Sorong, Detikpapua.Net – PKC PMII Papua Barat Daya menyerukan pentingnya kerjasama antar lapisan masyarakat dalam menjaga situasi keamanan dan ketertiban masyarat (Kamtibmas) di Wilayah Provinsi Papua Barat Daya.
Ketua PKC PMII Papua Barat – Papua Barat Daya Jufran menegaskan, dalam rangka menjamin aktivitas masyarakat berjalan lancar maka butuh keamanan yang terjaga. Tugas untuk menjaga situasi Kamtibmas tersebut, tidak hanya menjadi beban tanggungjawab pihak keamanan, tetapi melekat secara menyeluruh bagi semua warga masyarakat.
Untuk itu, Jufran mengajak seluruh masyarakat yang mendiami wilayah Provinsi Papua Barat Daya agar sama-sama menjaga kekompakan, silaturahmi, saling menghargai dan tidak menunjukan sikap saling gesek antara satu dengan yang lain. Hal ini penting agar kenyamanan dan kedamaian yang ada saat ini tetap terpelihara dengan baik.
“Kami mengajak seluruh masyarakat, mari kita saling menghargai, menjaga kekompakan dan kebersamaan agar Papua Barat Daya ini tetap aman dan kondusif. Tugas menjaga keamanan tidak hanya menjadi beban bagi aparat kepolisian, tetapi melekat secara menyeluruh bagi semua masyarakat,” ujar Jufran, saat diwawancarai di Kota Sorong, Rabu (11/02/2026).
Disinggung terkait masalah penyalahgunaan BBM ilegal sebagaimana belakangan ramai diperbincangkan di ruang publik, Jufran juga turut mengajak agar masyarakat tidak terlibat dalam kegiatan penyalahgunaan BBM bersubsidi tersebut. Ia juga mengimbau masyarakat untuk ikut melakukan pengawasan sembari menahan diri untuk tidak terlibat gesekan apabila menemukan adanya aktivitas penyalahgunaan BBM subsidi di lapangan.
Jika menemukan adanya pelaku yang masih mencoba melakukan aktivitas penyalahgunaan BBM bersubsidi baik oleh para sopir, perugas SPBU atau siapapun, segera melaporkan kasus tersebut kepada aparat berwajib agar bisa ditindaklanjuti dan diproses sesuai hukum yang berlaku. Hal ini penting agar tidak terjadi hal-hal yang tidak diinginkan yang bisa mengganggu stabilitas keamanan di wilayah ini.

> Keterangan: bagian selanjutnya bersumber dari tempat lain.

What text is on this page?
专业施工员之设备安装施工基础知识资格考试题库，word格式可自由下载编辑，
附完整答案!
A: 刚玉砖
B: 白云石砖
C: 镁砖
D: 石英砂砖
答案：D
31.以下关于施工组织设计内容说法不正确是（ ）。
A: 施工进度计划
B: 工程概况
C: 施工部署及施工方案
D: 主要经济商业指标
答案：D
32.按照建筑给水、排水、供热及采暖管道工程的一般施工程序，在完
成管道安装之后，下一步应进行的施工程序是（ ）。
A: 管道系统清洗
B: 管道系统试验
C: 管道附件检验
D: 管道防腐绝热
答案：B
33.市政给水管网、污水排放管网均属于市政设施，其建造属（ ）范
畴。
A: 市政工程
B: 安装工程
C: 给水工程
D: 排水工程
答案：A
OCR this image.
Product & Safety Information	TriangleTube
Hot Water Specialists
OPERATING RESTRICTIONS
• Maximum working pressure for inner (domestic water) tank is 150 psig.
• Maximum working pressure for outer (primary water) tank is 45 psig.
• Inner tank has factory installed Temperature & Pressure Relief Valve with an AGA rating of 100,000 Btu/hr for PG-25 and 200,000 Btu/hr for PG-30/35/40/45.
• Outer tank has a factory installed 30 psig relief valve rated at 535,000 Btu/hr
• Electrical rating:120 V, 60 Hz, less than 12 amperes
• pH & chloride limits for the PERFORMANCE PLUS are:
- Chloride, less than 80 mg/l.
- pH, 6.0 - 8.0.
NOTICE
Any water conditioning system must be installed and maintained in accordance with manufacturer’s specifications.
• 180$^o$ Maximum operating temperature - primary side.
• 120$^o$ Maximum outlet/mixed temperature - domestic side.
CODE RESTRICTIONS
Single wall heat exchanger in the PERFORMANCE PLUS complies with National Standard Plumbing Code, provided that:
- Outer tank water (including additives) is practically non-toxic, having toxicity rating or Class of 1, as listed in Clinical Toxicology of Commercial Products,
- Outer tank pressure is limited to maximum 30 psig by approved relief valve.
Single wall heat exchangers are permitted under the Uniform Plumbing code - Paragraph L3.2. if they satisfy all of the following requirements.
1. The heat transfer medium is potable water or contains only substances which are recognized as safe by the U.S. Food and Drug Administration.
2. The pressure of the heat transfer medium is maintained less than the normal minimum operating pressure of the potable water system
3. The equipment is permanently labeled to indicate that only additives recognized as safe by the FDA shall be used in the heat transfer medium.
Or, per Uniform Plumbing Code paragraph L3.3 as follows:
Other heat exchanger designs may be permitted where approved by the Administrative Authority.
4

“Kami meminta juga kepada masyarakat agar sama-sama kita awasi, jika menemukan terdapat adanya praktek non prosuderal yang merugikan masyarakat di lapangan mohon melapor ke pihak terkait
dalam hal ini aparat kepolisian dan lembaga berwenang lainya untuk ditindaklanjuti melalui prosedur hukum yang berlaku,” pungkasnya.